Belki Türkiye'de, belli iç ve dış güçlerin bu kurumların etrafında
bir mücadele arenası oluşturdukları ihtimalini de gözden uzak
tutmamaya ihtiyaç vardır.'' Türkiye'nin, bu bölgenin en önemli
ülkesi olduğunu ve içinde bulunulan bölgenin olağanüstü günler
yaşadığını ifade eden Baykal, ''Böyle bir ortamda, Türkiye'nin en
temel kuruluşları birbirlerine böyle bir çatışma içine
sürüklenmişlerse, bunları kendi amaçları için kullanmak isteyen
çeşitli güç mihraklarının, güç odaklarının bulunduğunu da gözden
uzak tutmamaya özen göstermek gerekir.

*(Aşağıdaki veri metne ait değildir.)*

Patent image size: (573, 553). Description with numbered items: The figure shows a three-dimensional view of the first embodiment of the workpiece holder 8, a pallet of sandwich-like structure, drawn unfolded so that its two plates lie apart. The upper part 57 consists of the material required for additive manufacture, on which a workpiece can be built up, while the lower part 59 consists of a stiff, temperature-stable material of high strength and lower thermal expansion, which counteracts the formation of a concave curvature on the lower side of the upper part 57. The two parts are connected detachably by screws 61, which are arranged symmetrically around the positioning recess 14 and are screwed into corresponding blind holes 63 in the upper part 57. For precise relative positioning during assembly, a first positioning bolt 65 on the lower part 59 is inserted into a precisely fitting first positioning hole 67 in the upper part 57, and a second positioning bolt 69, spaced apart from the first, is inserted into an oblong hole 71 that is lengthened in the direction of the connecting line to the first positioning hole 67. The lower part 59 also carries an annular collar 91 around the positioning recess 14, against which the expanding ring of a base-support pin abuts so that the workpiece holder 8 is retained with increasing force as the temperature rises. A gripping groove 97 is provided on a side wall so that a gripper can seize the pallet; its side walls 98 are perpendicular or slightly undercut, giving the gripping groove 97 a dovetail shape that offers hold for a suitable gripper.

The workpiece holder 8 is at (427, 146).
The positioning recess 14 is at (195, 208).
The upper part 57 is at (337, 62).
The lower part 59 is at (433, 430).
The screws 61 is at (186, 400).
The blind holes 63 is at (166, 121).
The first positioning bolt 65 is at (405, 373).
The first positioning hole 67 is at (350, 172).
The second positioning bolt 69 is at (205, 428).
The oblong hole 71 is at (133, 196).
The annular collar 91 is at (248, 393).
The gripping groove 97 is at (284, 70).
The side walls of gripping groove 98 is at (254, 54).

Bu tuzaklara düşmemek
gerekir. Bunları sakınmak lazımdır'' diye konuştu. Türkiye'nin,
büyük güçlerin bir çekişme alanı, bir arenası haline dönüşmesine ve
bu çekişmenin temel anayasal devlet kuruluşlarının birbirleriyle
çatışır hale sürüklemesine de izin vermemek gerektiğini dile
getiren Baykal, başlamış olan soruşturma süreçlerinin, etkin ve
güvenilir bir biçimde işlemesi ve sonuçların hızla kamuoyuna
yansıtılması gerektiğini bildirdi. Baykal, bu konuda devletin
kuruluşlarının elbette görevlerini yapacaklarını, ama öncelikli
görevin hükümete düştüğünü anlatarak, hükümetin, bu konuda şu ana
kadar, topluma ihtiyaç duyulan bu yansıtmayı başardığını söylemenin
imkanı olmadığını savundu.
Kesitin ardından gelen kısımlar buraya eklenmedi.